In the vision of the consultants, Jacksonville’s school district—which has long been sought by the city—would have about 6,900 students and 13 schools. It’s racial make up would be 55 percent white, 40 percent black and about 5 percent other races.

This would be in line with the current make up of PCSSD that is 53.7 percent white, 41.7 percent black and 5.6 percent other minorities.

However, the new district will inherited buildings that are up to 30 years old, in need of major repair and some currently being underused.

The consultants have given a rating of five—a very poor facility that is in need of major renovation and repair or could be considered for closing or replacement—to Jacksonville High School, Jackson-ville Middle School (both boys and girls campuses), Jacksonville Elementary and Tolleson Elementary.

Specifically, the report says that Jacksonville High School “is a crowded and poorly designed building that should be replaced.”

The Jacksonville Middle School consists of two Category Five buildings. The original facility—the Jacksonville Junior High School—was constructed in 1952, according to the report, and is being used as the boys’ campus. The Jacksonville Middle School building, housing the girls’ campus, was constructed in 1970.

“These facilities need to be replaced,” the report says succinctly.

It goes on to say that Jacksonville Elementary, built in 1963, and Tolleson Elementary built in 1951, “are in very poor condition and could be replaced.”

The study also says that less than half of Jacksonville Middle School and Adkins and Cato Elementary School are being used.
Jacksonville Middle School, the consultants say have a capacity of 1,970 student, but has a current enrollment of 892 students. Adkins has space for 526, but an enrollment of 242 and Cato with capacity for 800 only has 349 students.

Consultants, using their figures and the results from Jacksonville’s 2002 study about the feasibility of having its own school district, say the new district should receive sufficient operational funding through the state’s school aid formula and local property taxes to operate effectively and efficiently. But the study adds that the financial costs of replacing or refurbishing some of the schools transferred from PCSSD would “be a challenge.”

“The willingness of the residents of the Jacksonville School District to pass a bond referendum to improve the facilities will determine the extent to which needed replacements, refurbishings and improvements can be made.

The new district would have almost 500 teachers based on current needs. Ranging from 67 at North Pulaski to 19 at Tolleson.
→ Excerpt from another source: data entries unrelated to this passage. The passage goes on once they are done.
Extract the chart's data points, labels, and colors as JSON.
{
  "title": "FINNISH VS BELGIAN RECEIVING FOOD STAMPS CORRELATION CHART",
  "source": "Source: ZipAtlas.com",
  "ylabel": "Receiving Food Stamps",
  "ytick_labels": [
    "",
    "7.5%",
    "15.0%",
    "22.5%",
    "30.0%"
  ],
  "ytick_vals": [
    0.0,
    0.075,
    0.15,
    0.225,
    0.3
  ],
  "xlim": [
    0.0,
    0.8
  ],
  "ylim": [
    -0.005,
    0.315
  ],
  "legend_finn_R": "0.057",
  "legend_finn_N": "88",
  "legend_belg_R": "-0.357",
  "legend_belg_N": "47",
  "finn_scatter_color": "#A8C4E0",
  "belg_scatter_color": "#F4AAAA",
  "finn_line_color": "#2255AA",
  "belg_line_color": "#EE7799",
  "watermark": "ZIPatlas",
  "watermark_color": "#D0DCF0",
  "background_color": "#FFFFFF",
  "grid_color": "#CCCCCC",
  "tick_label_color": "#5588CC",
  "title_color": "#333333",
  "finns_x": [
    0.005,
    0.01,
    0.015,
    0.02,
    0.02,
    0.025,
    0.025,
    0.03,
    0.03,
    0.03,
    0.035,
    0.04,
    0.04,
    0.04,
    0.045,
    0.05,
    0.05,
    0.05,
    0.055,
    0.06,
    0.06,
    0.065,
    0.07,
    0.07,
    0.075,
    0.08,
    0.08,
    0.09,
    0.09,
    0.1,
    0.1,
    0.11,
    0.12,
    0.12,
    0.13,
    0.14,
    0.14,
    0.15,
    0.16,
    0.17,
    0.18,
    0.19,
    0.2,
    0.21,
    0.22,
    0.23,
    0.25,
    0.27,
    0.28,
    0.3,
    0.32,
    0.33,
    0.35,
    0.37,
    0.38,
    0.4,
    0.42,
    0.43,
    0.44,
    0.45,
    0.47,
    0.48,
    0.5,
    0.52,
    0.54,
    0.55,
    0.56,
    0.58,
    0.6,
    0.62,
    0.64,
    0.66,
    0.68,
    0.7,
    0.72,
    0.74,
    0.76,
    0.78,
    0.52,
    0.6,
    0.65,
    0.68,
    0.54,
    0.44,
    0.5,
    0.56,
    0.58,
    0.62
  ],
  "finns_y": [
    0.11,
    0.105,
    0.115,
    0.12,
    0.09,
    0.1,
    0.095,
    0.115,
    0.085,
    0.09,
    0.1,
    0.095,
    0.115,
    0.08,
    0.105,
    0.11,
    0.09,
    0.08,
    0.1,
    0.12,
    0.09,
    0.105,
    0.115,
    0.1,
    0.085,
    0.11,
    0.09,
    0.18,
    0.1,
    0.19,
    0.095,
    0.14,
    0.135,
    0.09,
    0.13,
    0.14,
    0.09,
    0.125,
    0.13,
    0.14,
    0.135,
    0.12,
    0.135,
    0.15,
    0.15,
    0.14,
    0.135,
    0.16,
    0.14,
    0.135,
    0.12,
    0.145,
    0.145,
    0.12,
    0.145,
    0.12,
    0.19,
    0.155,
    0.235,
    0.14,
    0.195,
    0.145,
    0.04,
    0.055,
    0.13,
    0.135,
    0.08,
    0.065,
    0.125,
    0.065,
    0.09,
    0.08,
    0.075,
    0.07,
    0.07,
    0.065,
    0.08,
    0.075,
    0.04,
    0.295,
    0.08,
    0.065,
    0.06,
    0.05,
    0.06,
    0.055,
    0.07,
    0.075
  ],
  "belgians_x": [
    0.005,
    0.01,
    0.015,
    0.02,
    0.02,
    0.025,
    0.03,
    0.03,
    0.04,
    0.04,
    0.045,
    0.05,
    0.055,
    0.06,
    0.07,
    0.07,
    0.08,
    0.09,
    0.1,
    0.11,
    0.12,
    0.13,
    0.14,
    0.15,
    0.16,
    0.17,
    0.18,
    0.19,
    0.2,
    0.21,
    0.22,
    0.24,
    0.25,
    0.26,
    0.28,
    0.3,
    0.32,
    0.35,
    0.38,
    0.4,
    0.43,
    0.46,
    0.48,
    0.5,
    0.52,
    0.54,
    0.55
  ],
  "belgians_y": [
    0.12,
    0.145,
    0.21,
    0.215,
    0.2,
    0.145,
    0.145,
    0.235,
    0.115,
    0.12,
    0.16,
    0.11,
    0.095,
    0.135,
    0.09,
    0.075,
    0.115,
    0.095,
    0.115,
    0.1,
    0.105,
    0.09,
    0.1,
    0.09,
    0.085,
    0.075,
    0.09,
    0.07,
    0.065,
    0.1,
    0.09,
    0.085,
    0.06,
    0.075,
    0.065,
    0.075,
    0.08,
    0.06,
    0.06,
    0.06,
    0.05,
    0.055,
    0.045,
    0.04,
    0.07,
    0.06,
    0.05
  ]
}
If current administrator levels are maintained the district will need 26 principals or assistant principals.

A central office would have to be created for the new district, and the study says 20 to 27 administrators or coordinators would be needed at this level.

The study also suggested adding 13 PCSSD schools to NLRSD. Those would include Sylvan Hills and Oak Grove high schools, Sylvan Hills and Maumelle middle schools, Clinton, Crystal Hills, Harris, Oak Grove, Oakbrook, Pine Forest, Scott, Sherwood and Sylvan Hills elementary schools.

But before any new district can be formed or any current district modified, all three county districts—PCSSD, NLRSD and the Little Rock School District—have to reach unitary status which means that the districts will no longer be under federal court supervision because of their former segregationist practices.

According to the yearlong study performed by William Gordon Associates of Saluda, N.C., an unitary school system is “one that has complied in good-faith with its desegregation decree since it was entered and has eliminated the vestiges of past discrimination to the extent practicable.”